An antiglobulin enzyme-linked immunosorbent assay for rubella-specific IgG1 and IgG3 was adapted to measure antibody avidity by incorporating a mild protein denaturant, diethylamine (DEA), into the serum diluent. Sera were tested at varying dilutions, both with and without DEA, if they contained sufficient specific IgG1 or IgG3. The optical density (OD) was measured and curves were plotted. The highest OD (V) was noted and halved (V/2). The distance between the OD curves at V/2 was measured as the DEA shift value.

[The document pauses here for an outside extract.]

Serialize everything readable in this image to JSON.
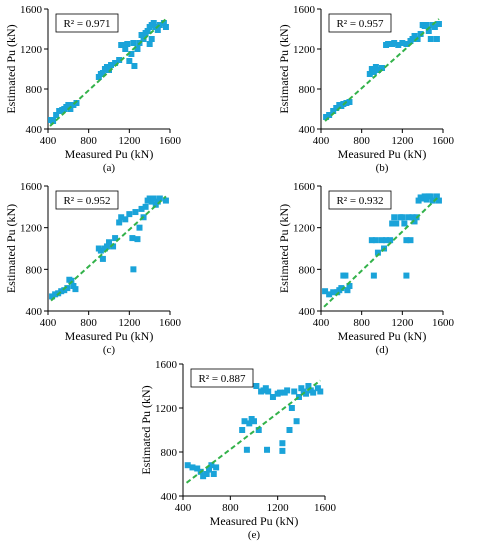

Sera were examined from people whose sera contained rubella-specific antibodies as a consequence of infection or vaccination in the distant past (24 sera), recent primary rubella (66 sera), symptomatic reinfection (11 sera) or asymptomatic reinfection (64 sera). For specific IgG1 the DEA shift value was less than 0.6 for cases of rubella in the distant past, compared with greater than 0.8 for the first month after primary infection. The maximum DEA shift value for the sera from cases of reinfection was 0.65. No serum from cases of rubella in the distant past contained sufficient specific IgG3 to estimate avidity. The sera collected within 1 month of onset of primary rubella gave DEA shift values greater than 0.7 compared with sera from reinfections, which gave DEA shift values less than 0.6, except for two sera from a case of symptomatic reinfection. Thus the assessment of specific IgG subclass avidity is of value in differentiating serologically primary rubella from reinfection.